Un mois avant cette photo, le père, la mère enceinte et les trois enfants Bejzaku avaient été conduits, sur ordre du préfet du Puy-de-Dôme, de Clermont-Ferrand où ils résidaient depuis quelques mois au centre de rétention administrative de Lille-Lesquin. L’avocat de la famille Bejzaku, Me Norbert Clément, du barreau de Lille, vient de déposer devant le tribunal administratif une demande d’expertise pour déterminer si l’accouchement prématuré de la femme de Veton, Basrije, 30 ans, à cinq mois de grossesse, peut être relié à une faute de l’administration et au placement du couple et de ses trois enfants de 10, 7 et 4 ans dans ce centre [...]
La face cachée de la politique du chiffre
Des enfants, des femmes enceintes, des familles entières déplacées d’un bout à l’autre du territoire pour être enfermés dans ces lieux de détention administrative : c’est la face cachée de la politique du chiffre en matière d’expulsions, décidée par Nicolas Sarkozy lorsqu’il était ministre de l’Intérieur. Politique que ses successeurs ont poursuivie depuis, en l’amplifiant. Claude Guéant a ainsi fixé son objectif à 30.000 "éloignements" cette année.
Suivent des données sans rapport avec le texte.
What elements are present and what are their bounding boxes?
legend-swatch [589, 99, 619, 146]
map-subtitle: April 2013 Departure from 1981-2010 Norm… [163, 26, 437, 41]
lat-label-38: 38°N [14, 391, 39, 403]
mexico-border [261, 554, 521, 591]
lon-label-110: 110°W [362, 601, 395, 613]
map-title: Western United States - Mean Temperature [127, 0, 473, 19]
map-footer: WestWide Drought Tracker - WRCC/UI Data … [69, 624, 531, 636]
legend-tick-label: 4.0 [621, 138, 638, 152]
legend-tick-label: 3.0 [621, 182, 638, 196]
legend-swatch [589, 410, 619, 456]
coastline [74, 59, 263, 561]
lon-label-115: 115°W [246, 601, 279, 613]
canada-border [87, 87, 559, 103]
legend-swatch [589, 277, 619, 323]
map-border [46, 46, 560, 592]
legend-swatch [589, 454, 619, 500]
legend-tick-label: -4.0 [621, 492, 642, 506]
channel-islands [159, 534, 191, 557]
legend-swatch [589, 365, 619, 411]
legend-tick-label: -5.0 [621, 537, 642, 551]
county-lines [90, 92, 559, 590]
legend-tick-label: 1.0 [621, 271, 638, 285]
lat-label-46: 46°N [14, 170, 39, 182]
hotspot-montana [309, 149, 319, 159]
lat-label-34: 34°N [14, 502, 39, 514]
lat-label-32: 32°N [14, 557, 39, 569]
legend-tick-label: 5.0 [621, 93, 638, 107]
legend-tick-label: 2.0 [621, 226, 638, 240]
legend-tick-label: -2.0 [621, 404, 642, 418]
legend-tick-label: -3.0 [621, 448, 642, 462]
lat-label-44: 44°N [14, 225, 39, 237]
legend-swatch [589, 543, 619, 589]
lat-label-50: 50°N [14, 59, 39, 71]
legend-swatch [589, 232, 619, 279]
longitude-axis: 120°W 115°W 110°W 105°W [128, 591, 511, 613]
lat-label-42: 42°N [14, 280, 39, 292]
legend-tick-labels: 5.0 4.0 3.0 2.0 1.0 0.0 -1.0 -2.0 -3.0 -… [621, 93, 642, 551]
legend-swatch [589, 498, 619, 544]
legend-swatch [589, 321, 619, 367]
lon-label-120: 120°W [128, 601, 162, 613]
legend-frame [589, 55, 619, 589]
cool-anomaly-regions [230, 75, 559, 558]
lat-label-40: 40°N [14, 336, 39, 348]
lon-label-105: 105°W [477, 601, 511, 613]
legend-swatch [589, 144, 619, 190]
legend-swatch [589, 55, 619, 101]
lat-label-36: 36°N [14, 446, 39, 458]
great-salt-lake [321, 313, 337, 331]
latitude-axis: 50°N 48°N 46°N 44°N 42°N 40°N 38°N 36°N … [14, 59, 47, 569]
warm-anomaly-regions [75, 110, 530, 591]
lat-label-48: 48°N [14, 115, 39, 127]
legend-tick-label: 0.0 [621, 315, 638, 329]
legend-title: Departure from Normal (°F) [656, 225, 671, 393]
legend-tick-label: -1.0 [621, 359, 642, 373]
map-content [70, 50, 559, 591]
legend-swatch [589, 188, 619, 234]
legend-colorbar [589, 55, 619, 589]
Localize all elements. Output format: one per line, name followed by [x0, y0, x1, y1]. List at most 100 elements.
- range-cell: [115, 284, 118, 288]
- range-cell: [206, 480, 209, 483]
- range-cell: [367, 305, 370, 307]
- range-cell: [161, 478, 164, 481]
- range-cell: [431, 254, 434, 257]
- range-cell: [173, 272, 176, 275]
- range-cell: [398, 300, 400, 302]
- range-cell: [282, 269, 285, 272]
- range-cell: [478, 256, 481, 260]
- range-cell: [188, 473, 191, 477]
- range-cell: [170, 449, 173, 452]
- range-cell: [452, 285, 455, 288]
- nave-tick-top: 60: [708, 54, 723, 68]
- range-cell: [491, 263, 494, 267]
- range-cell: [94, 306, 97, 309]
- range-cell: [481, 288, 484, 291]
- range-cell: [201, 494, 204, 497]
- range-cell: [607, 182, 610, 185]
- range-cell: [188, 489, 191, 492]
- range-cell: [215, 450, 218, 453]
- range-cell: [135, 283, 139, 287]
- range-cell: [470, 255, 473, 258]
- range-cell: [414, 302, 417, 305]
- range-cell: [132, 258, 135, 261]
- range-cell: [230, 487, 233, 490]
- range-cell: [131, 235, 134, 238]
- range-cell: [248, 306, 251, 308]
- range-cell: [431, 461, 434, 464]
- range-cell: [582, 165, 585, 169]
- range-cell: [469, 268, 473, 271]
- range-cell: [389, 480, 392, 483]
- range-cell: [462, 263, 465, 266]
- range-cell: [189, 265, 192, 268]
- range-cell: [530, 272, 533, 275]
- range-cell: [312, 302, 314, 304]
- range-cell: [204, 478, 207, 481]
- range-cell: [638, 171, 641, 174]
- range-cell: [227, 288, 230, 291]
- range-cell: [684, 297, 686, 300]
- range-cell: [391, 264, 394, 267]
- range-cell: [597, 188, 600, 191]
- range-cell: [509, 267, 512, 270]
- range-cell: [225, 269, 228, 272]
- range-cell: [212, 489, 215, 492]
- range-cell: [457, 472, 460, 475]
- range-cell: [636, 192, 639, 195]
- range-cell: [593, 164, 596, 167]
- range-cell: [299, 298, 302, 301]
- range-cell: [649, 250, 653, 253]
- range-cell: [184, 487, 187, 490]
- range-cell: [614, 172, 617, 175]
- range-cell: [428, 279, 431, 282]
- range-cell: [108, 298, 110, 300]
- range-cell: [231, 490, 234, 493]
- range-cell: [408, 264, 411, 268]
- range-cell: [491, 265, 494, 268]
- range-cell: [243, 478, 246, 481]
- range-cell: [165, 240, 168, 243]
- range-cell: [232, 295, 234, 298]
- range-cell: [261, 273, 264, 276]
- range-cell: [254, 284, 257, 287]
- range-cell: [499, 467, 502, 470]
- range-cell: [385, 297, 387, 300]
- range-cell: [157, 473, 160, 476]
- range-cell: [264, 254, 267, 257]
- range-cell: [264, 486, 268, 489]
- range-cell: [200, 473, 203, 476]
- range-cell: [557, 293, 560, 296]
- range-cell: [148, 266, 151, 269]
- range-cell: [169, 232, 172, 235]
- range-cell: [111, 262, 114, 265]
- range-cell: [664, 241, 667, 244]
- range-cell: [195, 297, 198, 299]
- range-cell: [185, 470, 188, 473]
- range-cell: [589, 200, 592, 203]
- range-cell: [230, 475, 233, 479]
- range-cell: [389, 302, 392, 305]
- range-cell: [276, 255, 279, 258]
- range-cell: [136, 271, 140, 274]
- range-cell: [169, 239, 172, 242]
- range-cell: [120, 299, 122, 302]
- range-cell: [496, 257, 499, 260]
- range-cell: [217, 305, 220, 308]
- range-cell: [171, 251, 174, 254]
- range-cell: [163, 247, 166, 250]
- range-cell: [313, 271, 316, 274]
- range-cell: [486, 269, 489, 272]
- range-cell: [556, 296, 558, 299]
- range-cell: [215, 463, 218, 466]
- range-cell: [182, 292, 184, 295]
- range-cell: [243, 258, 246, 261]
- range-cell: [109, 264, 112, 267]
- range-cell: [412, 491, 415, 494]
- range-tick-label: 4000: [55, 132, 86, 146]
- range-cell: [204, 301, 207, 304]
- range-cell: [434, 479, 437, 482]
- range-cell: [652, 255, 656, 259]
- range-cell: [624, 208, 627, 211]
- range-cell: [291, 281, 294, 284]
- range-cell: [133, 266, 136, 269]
Mais derrière les chiffres, il y a des visages, des noms, des histoires, que les pouvoirs publics n’ont guère envie de montrer puisque la presse ne pénètre pas dans les "CRA", ces antichambres cadenassées de la reconduite à la frontière. Il faut alors ruser, pour découvrir ces lieux où l’on enferme des enfants, à l’abri des regards et sans autre forme de procès […]
En métropole et outremer, dix CRA sur les 27 existants "accueillent" (selon le terme officiel) des mineurs avec leurs parents. Le seul endroit en France (si l'on ne tient pas compte de la soixantaine de bébés qui naissent chaque année en prison) où des mineurs de moins de 13 ans sont enfermés. Une exception, dont le ministère de l’Intérieur, d’ordinaire si prompt à dégainer ses statistiques, ne doit pas être bien fier puisqu’il se refuse à rendre publics les chiffres de ces retenues un peu particulières […]
La famille Dzhanaraliev expulsée en Pologne
La famille Dzhanaraliev, des Tchétchènes, n’est plus en France pour en témoigner. Elle erre quelque part en Pologne depuis son expulsion de la Roche-sur-Yon le 29 septembre dernier dans un avion spécialement affrété à cet effet. Deux jours plus tôt, il faisait encore nuit quand la circulation a été complètement bloquée par une cinquantaine de gardes mobiles accompagnés de représentants de la préfecture pour réveiller le couple et ses huit enfants puis les conduire au Centre de Rétention de Rennes. […] La France, en application de la directive retour a décidé de les renvoyer en Pologne, premier pays de l’espace Schengen par lequel ils sont entrés en Europe.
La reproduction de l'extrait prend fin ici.